Some of these prices previously leaked on Reddit, and now that Diablo IV is live in its early access period for those with the Deluxe Edition, we’re able to verify that prices for the current items in the microtransaction shop do range from not that surprising to ridiculously high. At the low end are things like the Death’s Burden Mount Armor, which is 800 platinum, the game’s premium currency. The cheapest armor sets are around 1,200 platinum, while at the high end are things like the Wraith Lord set, which requires 2,800 platinum.

Like a lot of live-service games, the conversion from real-world dollars to platinum isn’t exactly one-to-one. So an 800 platinum mount armor set will require you to buy 1,000 platinum for $10. Perhaps sensing this might annoy some players, $25 will get you 300 “free” bonus platinum, giving you exactly 2,800, or the amount required for the Wraith Lord set.

A screenshot shows Three-Fold Nightmare horse armor in the Diablo IV store.

Screenshot: Blizzard / Kotaku

Combined, the pricier mounts and armor sets will set you back over 50 percent of the price of the game, which is $70. To purchase everything currently listed in the shop at launch, you’d need just over 40,000 platinum, or about $350. When games usually charge an arm and a leg for a handful of shiny cosmetics, it’s because they’re free-to-play like Overwatch 2. Diablo IV doesn’t have that excuse.

And even in Blizzard’s hero shooter, new outfit bundles are closer to $20 a pop. In Fortnite you can get away only spending $10-15 per additional costume, which itself seemed high back when the battle royale first blew up.

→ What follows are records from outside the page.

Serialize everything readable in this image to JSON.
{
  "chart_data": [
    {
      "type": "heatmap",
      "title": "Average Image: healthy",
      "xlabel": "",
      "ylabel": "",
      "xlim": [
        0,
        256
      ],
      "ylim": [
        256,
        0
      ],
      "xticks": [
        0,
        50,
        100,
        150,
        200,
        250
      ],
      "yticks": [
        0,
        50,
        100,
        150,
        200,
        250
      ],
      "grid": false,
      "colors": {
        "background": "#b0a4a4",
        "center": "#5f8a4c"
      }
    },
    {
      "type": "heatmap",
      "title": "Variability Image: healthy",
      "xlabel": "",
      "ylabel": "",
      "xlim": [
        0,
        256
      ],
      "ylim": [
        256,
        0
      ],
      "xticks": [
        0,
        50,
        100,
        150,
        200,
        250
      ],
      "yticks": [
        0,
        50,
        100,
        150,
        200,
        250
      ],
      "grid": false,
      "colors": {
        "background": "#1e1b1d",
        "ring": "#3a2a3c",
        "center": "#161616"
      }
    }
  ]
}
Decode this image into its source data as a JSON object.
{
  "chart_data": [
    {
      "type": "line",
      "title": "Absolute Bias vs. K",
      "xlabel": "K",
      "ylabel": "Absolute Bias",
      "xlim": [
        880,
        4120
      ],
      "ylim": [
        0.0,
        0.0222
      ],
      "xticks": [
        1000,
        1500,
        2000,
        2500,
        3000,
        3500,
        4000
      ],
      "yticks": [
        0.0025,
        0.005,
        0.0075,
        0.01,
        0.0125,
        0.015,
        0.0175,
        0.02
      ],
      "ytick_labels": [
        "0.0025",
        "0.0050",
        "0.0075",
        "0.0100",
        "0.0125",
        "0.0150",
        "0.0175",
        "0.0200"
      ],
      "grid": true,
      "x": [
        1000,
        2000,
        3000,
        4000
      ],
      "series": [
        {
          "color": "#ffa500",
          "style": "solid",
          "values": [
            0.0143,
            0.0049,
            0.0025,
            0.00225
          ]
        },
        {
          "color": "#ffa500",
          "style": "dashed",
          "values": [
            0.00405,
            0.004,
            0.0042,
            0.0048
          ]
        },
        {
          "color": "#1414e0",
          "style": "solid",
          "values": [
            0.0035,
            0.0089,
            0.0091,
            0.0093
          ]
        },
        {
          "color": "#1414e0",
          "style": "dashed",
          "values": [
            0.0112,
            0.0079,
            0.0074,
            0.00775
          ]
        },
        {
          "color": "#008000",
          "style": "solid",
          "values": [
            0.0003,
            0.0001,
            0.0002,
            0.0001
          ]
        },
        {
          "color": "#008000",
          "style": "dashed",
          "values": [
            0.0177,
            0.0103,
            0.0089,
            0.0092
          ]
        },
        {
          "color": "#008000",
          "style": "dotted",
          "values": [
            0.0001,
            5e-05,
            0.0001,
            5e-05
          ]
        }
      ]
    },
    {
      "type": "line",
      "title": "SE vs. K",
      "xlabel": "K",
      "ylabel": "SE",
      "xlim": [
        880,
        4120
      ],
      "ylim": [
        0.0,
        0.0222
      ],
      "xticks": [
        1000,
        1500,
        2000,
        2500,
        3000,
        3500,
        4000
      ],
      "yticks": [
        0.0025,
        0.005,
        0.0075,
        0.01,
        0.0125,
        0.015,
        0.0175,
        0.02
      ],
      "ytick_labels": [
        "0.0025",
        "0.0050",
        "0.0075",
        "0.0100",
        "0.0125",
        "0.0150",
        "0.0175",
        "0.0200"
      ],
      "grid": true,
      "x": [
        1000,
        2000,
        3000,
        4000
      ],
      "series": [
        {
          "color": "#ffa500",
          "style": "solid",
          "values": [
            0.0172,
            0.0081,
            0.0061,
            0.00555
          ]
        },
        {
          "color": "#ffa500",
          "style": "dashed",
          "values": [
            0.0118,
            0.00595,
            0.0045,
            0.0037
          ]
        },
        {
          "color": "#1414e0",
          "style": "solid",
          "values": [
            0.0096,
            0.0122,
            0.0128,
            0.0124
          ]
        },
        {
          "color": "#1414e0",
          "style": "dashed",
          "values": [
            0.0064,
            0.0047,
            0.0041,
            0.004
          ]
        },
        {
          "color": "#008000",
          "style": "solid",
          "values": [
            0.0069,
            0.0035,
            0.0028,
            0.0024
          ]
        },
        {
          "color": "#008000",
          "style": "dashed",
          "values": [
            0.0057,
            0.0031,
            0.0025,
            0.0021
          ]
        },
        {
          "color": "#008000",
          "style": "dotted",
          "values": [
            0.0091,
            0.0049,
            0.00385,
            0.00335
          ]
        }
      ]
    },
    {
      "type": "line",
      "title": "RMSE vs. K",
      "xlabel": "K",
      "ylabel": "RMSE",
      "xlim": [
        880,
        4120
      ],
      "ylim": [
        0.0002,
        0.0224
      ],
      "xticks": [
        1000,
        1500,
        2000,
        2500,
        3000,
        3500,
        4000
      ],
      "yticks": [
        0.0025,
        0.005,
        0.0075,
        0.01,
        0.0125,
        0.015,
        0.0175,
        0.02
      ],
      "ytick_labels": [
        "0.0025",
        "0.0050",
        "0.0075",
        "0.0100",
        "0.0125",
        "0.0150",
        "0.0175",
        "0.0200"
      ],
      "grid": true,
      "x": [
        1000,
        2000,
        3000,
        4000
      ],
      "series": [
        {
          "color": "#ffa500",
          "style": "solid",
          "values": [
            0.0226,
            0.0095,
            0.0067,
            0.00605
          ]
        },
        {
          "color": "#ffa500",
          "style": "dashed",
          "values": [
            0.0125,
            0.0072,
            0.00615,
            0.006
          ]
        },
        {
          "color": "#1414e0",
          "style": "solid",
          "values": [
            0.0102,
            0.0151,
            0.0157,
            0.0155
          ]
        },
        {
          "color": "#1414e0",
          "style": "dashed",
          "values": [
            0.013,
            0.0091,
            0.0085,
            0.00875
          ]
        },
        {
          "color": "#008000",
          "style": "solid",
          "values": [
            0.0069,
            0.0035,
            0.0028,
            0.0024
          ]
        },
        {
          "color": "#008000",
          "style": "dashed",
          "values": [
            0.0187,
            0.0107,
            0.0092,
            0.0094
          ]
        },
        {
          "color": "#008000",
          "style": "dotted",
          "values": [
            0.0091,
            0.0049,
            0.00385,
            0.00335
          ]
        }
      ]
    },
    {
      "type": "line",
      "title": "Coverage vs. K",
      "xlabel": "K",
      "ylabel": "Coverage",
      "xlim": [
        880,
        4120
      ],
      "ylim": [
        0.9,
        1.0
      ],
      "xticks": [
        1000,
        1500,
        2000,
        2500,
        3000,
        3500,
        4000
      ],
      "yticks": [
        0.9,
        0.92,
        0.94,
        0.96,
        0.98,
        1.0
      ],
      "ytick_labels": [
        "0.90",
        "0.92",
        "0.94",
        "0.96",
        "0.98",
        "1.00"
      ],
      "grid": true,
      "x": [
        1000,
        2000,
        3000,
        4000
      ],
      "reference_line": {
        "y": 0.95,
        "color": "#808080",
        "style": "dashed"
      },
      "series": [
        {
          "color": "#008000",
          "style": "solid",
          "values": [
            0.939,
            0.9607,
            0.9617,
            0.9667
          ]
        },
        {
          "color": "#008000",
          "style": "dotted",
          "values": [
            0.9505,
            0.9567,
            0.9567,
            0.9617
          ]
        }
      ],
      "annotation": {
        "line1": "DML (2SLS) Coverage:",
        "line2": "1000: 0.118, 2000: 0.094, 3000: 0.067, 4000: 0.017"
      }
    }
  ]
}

Destiny 2, perhaps the closest comparison because it charges full price for new expansions, maxes out around $20-25. That doesn’t make Diablo IV a massive outlier, but it’s certainly pushing the boundary of inflation in the cosmetics market.

Microtransactions were once a very controversial feature. Now they’re as common in online multiplayer games as a kid dumping something inappropriate into the live chat. Still, it can kind of suck to see cool things in the game locked behind pricing structures seemingly aimed at fleecing whales.

Games are expensive to make, and the budget demands are only getting more ridiculous. It might be easier to stomach certain games’ monetization models if it felt like all of that money was going straight into the pockets of the rank-and-file devs who made them. With companies like Activision Blizzard and Electronic Arts touting record revenues from microtransactions and paying out massive stock bonuses to their executives while also laying off staff or denying them raises, it’s hard to feel like that’s the case.